The primary outcome was change in oxygenation from baseline to day 1, with secondary physiologic and clinical outcomes. There were no differences in baseline characteristics of the subjects in relation to group assignment. Albumin-treated patients had greater increases in oxygenation (mean change in Pao2/Fio2: +43 vs. -24 mm Hg at 24 hrs and +49 vs. -13 mm Hg at day 3), serum total protein (1.5 vs. 0.5 g/dL at day 3), and net fluid loss (-5480 vs. -1490 mL at day 3) throughout the study period (all p < .05). Fluid bolus administration to control patients reduced net negative fluid balance; control patients more frequently developed hypotension and had fewer shock-free days, which translated to differences in organ failure at study end.
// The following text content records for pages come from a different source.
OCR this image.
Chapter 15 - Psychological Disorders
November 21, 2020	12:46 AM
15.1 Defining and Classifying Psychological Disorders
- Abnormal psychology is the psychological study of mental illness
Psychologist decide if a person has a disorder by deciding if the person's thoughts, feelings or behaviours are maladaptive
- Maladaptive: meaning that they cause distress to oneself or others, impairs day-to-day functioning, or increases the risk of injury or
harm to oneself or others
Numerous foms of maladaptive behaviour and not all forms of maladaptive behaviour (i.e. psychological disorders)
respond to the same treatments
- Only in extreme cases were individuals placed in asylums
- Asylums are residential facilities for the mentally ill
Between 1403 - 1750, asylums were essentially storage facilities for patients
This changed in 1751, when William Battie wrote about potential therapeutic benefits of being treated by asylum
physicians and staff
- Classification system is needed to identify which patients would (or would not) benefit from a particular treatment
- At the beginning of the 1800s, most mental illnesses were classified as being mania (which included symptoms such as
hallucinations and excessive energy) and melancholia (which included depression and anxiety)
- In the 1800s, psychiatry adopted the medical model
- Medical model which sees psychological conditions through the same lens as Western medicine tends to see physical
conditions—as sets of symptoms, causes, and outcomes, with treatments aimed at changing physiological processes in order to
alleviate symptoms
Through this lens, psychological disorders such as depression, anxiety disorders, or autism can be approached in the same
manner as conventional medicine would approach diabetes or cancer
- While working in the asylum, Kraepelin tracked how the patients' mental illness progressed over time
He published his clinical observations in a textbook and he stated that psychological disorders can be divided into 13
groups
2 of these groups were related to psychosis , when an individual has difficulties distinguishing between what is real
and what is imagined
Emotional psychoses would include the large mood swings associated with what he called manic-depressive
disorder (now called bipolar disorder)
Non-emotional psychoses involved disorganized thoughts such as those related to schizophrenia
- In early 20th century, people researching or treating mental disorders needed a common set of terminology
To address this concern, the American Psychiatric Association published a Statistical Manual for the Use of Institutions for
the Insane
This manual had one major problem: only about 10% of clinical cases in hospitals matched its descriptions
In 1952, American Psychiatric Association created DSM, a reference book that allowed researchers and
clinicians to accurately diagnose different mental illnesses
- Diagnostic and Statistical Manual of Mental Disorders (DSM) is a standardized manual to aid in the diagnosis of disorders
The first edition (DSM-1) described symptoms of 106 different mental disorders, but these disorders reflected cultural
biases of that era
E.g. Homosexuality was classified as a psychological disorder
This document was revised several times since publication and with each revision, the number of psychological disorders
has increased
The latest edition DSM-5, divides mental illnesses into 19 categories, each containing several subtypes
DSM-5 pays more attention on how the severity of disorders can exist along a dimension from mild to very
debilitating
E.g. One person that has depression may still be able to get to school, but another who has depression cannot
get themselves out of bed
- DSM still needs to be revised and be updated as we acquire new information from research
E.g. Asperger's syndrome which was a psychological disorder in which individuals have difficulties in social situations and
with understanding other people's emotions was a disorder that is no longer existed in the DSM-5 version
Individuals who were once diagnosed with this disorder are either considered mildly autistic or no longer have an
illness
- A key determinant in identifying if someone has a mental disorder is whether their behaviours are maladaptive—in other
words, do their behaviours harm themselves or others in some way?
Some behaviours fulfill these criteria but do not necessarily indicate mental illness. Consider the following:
The addition of albumin to furosemide therapy in hypoproteinemic patients with acute lung injury/acute respiratory distress syndrome significantly improves oxygenation, with greater net negative fluid balance and better maintenance of hemodynamic stability. Additional randomized clinical trials are necessary to examine mechanisms and determine the effect on important clinical outcomes, such as the duration of mechanical ventilation.
低蛋白血症在重症患者中很常见,与急性肺损伤、急性呼吸窘迫综合征的发生及随后更差的临床结局相关。白蛋白联合呋塞米对急性肺损伤/急性呼吸窘迫综合征的低蛋白血症患者的肺生理功能有益,但这些药物的独立药理作用尚不清楚。
随机、双盲、安慰剂对照的多中心试验。
两个大学医院系统内的11个内科、外科和创伤重症监护病房,共190张床位。
纳入40例机械通气的急性肺损伤/急性呼吸窘迫综合征患者,其血清总蛋白浓度<6.0 g/dL。因血流动力学不稳定或严重肾或肝功能衰竭而排除患者。
受试者被随机平均分配接受白蛋白联合呋塞米或安慰剂联合呋塞米治疗72小时,根据液体丢失情况和血清总蛋白浓度正常化进行滴定。
主要结局是从基线到第1天氧合的变化,以及次要的生理和临床结局。受试者的基线特征在分组方面无差异。在整个研究期间,接受白蛋白治疗的患者氧合增加更多(24小时时动脉血氧分压/吸入氧分数值的平均变化:+43 vs. -24 mmHg,第3天时为+49 vs. -13 mmHg)、血清总蛋白增加更多(第3天时为1.5 vs. 0.5 g/dL)、净液体丢失更多(第3天时为-5480 vs. -1490 mL)(所有p<0.05)。对对照患者给予液体冲击治疗可减少净负液体平衡;对照患者更频繁地出现低血压且无休克天数更少,这导致研究结束时器官衰竭存在差异。
在急性肺损伤/急性呼吸窘迫综合征的低蛋白血症患者中,呋塞米治疗加用白蛋白可显著改善氧合,具有更大的净负液体平衡并更好地维持血流动力学稳定性。需要更多的随机临床试验来研究其机制并确定对重要临床结局的影响,如机械通气时间。